Part of the answer may lie in whether there is a logical demarcation point between Enterprise Networks and Grid Controls Networks. Potential points of demarcation between IT and operations might include:
■ Grid Application Servers
■ Grid Communications Network Controllers
■ WAN - Network Backhaul collection points
■ NAN - Mesh and/or Network take-out points
■ Smart Grid endpoint communications modules
■ Smart Grid endpoint devices
■ In-Home Communications networks
■ In-Home devices
Any of these points along the Grid Data system could be “owned” by IT or Operations (or perhaps both in a well-defined asset management model). However, designating a definitive demarcation must have a logical basis for optimized and effective Grid Data and Network management. There are many considerations for suggesting the basis of this demarcation point, including:
■ Internet Protocol (IP): The extent to which IP is the basis for data transmission within the Grid Data Network’s architecture such that standard network tools (and traditional network management IT processes) can be applied. Proprietary vendor protocols and specialized network management tools are still very prevalent even though “standard” protocols may be used. Thus, well-honed IT processes, based on network management tools developed for IP networks may not be applicable to Grid Network management needs.
■ Scale: The number of network nodes encompassing a Smart Grid Data Network may be exponentially larger than a traditional Utility Enterprise Data Network. As each Smart Endpoint becomes a data network node, the sheer scale of the network and data flows to be managed become significantly larger than traditional IT Enterprise networks. Thus, the logical demarcation may be aligned to layers of the Smart Grid architecture which are purely communications nodes rather than integrated Sensor/Controller/ Communications nodes. This may also enable better alignment to the Asset Management governance model and the expected asset owner for the various Smart Grid elements.

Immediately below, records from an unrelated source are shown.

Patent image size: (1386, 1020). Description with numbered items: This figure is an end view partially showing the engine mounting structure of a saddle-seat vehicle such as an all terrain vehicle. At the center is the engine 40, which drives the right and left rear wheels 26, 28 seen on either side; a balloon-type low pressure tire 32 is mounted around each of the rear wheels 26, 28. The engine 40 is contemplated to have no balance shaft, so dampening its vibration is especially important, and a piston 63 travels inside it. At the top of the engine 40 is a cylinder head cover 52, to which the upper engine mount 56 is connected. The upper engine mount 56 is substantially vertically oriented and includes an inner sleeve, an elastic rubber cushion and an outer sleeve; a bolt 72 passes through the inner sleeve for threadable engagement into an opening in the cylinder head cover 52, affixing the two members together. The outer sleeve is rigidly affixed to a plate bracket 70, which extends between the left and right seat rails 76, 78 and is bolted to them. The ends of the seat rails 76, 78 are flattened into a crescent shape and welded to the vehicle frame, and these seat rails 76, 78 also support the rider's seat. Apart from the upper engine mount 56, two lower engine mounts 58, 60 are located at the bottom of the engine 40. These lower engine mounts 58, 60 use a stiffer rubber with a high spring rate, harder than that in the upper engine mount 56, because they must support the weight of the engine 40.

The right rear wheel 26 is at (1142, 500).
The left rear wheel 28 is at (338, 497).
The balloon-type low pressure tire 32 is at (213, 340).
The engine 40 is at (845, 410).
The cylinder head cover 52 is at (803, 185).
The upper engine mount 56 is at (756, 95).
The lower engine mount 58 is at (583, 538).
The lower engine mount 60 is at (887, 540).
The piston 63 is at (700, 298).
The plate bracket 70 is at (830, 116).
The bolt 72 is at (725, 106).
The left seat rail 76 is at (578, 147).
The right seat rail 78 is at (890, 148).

■ Security: Smart Grid devices and data networks which enable grid controls (and therefore carry significant safety and reliability responsibilities) are appropriately governed by a set of security compliance requirements developed by the North American Electric Reliability Corporation (NERC). While IT data networks (and IT governance processes) also adhere to strict security compliance regulations, the NERC requirements are developed uniquely for Grid Controls. Thus, devices governed by NERC compliance may be uniquely managed by those who carry other NERC compliance requirements.
Where do we go from here?
The challenge of rapidly expanding Smart Grid data networks will force an evolution of technology management strategies at utilities. To successfully prepare for this next phase of network and data management, these strategies will need to include:
■ A strategy for IT and operations to come together to jointly manage Smart Grid Data Networks. This strategy must effectively combine the strengths of IT and operations by joining these two functions in partnership rather than a “takeover” by one or stove-pipe exclusion of either. A well-defined asset management and responsibilities governance model will greatly assist with this transformation.
■ A strategy for leveraging the accelerating amounts of Smart Grid data through specific, operations focused data analytics use cases. As more data comes faster, a focus on value prioritized and action-specific analytics use cases will enable the effective leverage of Smart Grid technology by grid operators and the continuous extraction of value from the Smart Grid Data Network.
■ A steady transition towards standards based Smart Grid systems to enable deeper, non-proprietary toolsets and more repeatable, reliable IT governance processes for Smart Grid data networks.